Conakry – Dans une salle modeste de Kaloum, les visages graves d’hommes et de femmes racontent une attente qui n’en finit plus. Ils sont membres de l’Association des victimes et parents du régime d’Alpha Condé (AVIPRAC). Leur combat ? Que lumière soit faite sur les crimes commis sous la présidence déchue d’Alpha Condé. Mais depuis plus d’un an, le silence des autorités judiciaires pèse comme une chape de plomb sur leur quête de justice.
« Nous avons tout donné à la justice, mais elle ne nous donne rien en retour », lâche dans un soupir une mère de disparu. À ses côtés, Maître Thierno Souleymane Baldé, avocat de plusieurs victimes, tente une nouvelle fois de relancer la machine. Dans une correspondance adressée au président Mamadi Doumbouya, il dénonce un arrêt brutal de la procédure judiciaire, sans motif officiel, alors même que les premières auditions avaient bien commencé.
« Le 20 janvier 2023, nous avons vu les premières victimes être entendues.
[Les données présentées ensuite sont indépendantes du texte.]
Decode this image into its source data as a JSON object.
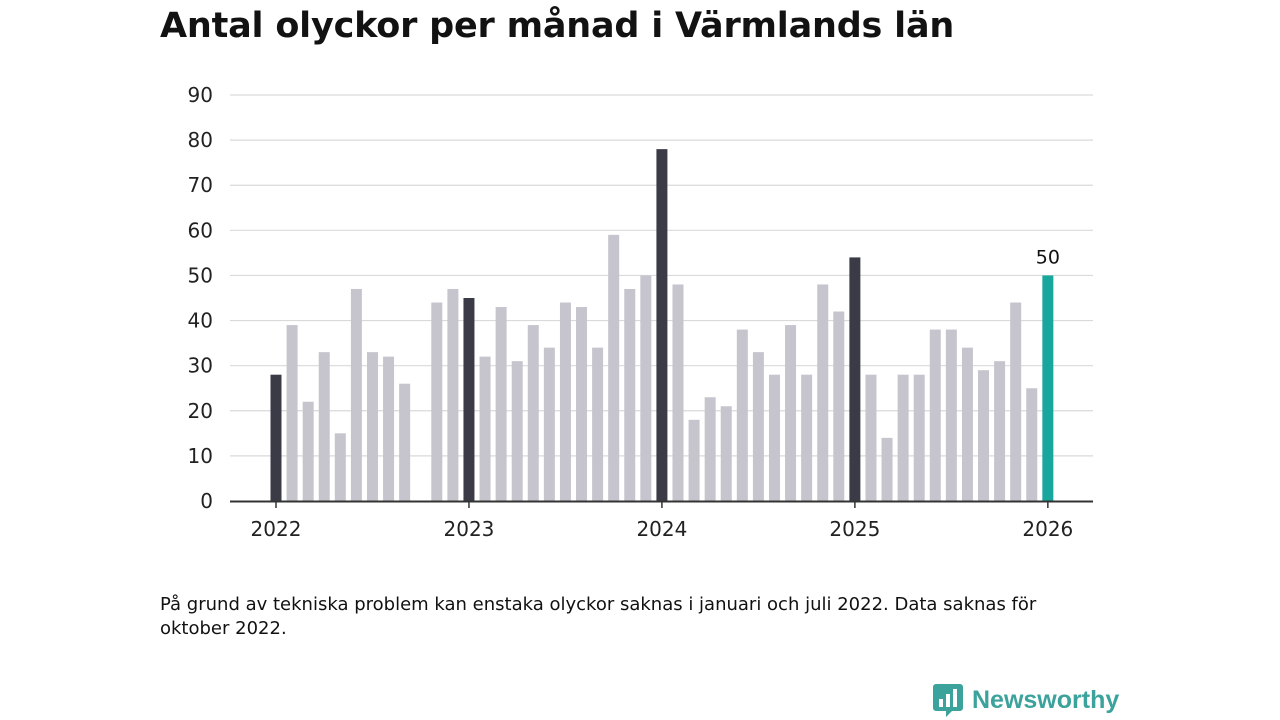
{
  "title": "Antal olyckor per månad i Värmlands län",
  "footnote": "På grund av tekniska problem kan enstaka olyckor saknas i januari och juli 2022. Data saknas för oktober 2022.",
  "brand": {
    "name": "Newsworthy",
    "icon": "newsworthy-logo-icon",
    "color": "#3ba39b"
  },
  "colors": {
    "regular_bar": "#c6c5cd",
    "january_bar": "#3b3b48",
    "latest_bar": "#17a79c",
    "gridline": "#dadada",
    "axis": "#333333",
    "text": "#222222"
  },
  "chart_data": {
    "type": "bar",
    "title": "Antal olyckor per månad i Värmlands län",
    "xlabel": "",
    "ylabel": "",
    "ylim": [
      0,
      90
    ],
    "yticks": [
      0,
      10,
      20,
      30,
      40,
      50,
      60,
      70,
      80,
      90
    ],
    "grid": true,
    "x_tick_labels": [
      {
        "label": "2022",
        "index": 0
      },
      {
        "label": "2023",
        "index": 12
      },
      {
        "label": "2024",
        "index": 24
      },
      {
        "label": "2025",
        "index": 36
      },
      {
        "label": "2026",
        "index": 48
      }
    ],
    "categories": [
      "2022-01",
      "2022-02",
      "2022-03",
      "2022-04",
      "2022-05",
      "2022-06",
      "2022-07",
      "2022-08",
      "2022-09",
      "2022-10",
      "2022-11",
      "2022-12",
      "2023-01",
      "2023-02",
      "2023-03",
      "2023-04",
      "2023-05",
      "2023-06",
      "2023-07",
      "2023-08",
      "2023-09",
      "2023-10",
      "2023-11",
      "2023-12",
      "2024-01",
      "2024-02",
      "2024-03",
      "2024-04",
      "2024-05",
      "2024-06",
      "2024-07",
      "2024-08",
      "2024-09",
      "2024-10",
      "2024-11",
      "2024-12",
      "2025-01",
      "2025-02",
      "2025-03",
      "2025-04",
      "2025-05",
      "2025-06",
      "2025-07",
      "2025-08",
      "2025-09",
      "2025-10",
      "2025-11",
      "2025-12",
      "2026-01"
    ],
    "values": [
      28,
      39,
      22,
      33,
      15,
      47,
      33,
      32,
      26,
      null,
      44,
      47,
      45,
      32,
      43,
      31,
      39,
      34,
      44,
      43,
      34,
      59,
      47,
      50,
      78,
      48,
      18,
      23,
      21,
      38,
      33,
      28,
      39,
      28,
      48,
      42,
      54,
      28,
      14,
      28,
      28,
      38,
      38,
      34,
      29,
      31,
      44,
      25,
      50
    ],
    "highlight": {
      "index": 48,
      "label": "50"
    }
  }
}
Des centaines. Ensuite, les personnes mises en cause ont commencé à être auditionnées. Il ne restait plus grand-chose avant que le dossier ne soit transmis à un juge d’instruction », résume l’avocat, dossier en main. Parmi les suspects identifiés, figure l’ancien président Alpha Condé, ainsi que 26 autres personnalités, issues des sphères politique et sécuritaire du régime déchu.
Mais depuis plusieurs mois, plus rien. Silence radio du côté du parquet général. Les enquêteurs de la police judiciaire et de la gendarmerie, mobilisés pour une première phase d’instruction, n’ont plus été sollicités. Pour l’AVIPRAC, il s’agit d’un recul dramatique dans la lutte contre l’impunité.
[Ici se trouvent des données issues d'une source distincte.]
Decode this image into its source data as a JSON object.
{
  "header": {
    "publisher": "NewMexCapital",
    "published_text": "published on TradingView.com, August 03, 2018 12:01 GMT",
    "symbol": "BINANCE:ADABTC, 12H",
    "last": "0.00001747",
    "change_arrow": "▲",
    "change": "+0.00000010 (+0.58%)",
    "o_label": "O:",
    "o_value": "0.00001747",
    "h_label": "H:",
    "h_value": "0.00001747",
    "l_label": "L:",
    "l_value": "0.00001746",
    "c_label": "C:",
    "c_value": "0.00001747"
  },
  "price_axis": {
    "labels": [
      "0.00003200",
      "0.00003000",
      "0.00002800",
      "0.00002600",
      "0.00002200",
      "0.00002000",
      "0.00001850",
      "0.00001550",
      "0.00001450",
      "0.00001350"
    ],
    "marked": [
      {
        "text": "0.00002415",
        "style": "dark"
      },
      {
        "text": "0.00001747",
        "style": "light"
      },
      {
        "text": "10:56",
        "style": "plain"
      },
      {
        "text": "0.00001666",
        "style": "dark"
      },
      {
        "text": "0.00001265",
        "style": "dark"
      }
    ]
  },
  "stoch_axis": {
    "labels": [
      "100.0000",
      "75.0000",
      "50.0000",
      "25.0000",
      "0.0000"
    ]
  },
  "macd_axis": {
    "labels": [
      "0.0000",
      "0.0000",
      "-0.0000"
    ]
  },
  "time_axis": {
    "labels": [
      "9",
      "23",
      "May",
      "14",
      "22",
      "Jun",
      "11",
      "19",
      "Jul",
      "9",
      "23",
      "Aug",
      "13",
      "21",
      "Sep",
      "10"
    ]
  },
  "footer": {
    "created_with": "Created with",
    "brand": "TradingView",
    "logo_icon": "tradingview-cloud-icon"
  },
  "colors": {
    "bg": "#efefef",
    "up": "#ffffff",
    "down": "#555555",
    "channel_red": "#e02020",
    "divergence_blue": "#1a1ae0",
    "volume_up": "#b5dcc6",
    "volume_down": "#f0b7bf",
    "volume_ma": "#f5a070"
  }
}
Dans son courrier au chef de l’État, Maître Baldé appelle à une reprise rapide de la procédure : « Les victimes et leurs familles fondent beaucoup d’espoir dans ce procès. Elles veulent connaître la vérité, ne serait-ce que pour leur paix intérieure. » Avant d’ajouter, non sans gravité : « Lorsque la volonté politique est là, les obstacles ne sont que secondaires. »
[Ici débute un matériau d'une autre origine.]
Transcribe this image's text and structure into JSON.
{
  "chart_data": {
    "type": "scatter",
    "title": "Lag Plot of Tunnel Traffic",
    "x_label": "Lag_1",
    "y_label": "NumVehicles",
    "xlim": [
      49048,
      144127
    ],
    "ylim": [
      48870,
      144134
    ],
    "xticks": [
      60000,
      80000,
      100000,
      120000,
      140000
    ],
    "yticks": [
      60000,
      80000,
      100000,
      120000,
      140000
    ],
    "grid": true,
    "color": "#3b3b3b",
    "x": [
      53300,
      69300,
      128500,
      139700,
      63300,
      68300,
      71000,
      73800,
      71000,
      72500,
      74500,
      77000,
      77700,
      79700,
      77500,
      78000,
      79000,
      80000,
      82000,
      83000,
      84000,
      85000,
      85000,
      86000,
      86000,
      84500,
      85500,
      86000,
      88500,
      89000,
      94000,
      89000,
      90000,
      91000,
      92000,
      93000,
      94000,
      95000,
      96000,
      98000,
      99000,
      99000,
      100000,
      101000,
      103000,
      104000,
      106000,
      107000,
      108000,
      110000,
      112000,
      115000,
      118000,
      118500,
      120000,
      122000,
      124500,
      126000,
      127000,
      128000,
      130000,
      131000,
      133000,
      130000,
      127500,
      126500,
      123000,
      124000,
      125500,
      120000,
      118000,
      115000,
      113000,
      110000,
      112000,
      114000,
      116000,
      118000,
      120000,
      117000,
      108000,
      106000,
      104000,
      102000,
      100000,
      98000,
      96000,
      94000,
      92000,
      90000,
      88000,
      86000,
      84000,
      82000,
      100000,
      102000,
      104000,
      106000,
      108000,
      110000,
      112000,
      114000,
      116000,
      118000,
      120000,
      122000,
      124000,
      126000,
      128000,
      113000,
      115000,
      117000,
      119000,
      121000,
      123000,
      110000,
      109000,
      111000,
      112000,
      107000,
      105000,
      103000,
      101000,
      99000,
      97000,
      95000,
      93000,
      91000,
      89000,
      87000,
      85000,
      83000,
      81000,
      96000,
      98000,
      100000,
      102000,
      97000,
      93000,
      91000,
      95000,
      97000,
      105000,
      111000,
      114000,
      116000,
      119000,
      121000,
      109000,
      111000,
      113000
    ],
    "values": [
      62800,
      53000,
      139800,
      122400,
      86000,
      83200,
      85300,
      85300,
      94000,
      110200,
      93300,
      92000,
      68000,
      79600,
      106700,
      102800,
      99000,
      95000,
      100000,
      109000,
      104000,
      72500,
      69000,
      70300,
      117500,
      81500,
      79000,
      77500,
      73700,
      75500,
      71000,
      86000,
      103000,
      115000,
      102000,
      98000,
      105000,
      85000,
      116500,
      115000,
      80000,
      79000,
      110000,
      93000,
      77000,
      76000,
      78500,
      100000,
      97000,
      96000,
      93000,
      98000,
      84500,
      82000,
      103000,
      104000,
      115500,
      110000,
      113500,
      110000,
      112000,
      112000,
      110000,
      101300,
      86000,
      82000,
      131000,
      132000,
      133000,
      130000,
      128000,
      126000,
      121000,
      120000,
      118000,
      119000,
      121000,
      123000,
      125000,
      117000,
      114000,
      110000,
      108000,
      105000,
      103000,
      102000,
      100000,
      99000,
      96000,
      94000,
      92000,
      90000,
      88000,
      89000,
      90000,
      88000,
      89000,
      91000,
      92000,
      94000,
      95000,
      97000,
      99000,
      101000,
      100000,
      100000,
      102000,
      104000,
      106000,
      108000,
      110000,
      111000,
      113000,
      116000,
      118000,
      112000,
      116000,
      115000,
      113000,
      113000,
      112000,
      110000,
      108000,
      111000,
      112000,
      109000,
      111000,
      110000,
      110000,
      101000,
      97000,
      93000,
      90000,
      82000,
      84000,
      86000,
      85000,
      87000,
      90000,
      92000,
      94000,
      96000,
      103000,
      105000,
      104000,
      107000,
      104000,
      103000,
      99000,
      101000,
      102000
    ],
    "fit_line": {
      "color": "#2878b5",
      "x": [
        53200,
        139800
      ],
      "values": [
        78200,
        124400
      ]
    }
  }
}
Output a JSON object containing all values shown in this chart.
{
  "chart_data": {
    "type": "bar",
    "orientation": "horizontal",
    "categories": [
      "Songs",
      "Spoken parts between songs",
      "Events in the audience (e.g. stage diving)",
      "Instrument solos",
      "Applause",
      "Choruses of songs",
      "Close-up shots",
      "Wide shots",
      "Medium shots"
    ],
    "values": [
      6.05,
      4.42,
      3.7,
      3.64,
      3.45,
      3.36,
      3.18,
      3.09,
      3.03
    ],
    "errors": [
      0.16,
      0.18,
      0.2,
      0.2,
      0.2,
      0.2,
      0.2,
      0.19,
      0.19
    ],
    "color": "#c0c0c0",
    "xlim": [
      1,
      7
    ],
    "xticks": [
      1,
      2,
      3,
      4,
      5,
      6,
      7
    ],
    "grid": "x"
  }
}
Le message est clair : le temps des promesses est révolu. Les victimes, elles, s’accrochent aux paroles prononcées par le colonel Doumbouya lors de son arrivée au pouvoir en septembre 2021, lorsqu’il faisait de la justice « la boussole » de son régime. Deux ans plus tard, cette boussole semble déréglée.
« L’impunité est le lit des crimes à venir », prévient l’avocat, qui en appelle au président pour ne pas refermer cette page sombre sans l’avoir lue jusqu’au bout. « La Guinée a trop pleuré. Il est temps de sécher les larmes en rendant justice, à commencer par celles du régime Condé. »
Dans les locaux de l’AVIPRAC, les photos de proches assassinés ou disparus restent accrochées aux murs. Témoins muets d’une douleur vivace, mais aussi d’un espoir entêté : celui qu’un jour, la justice brisera enfin le mur du silence.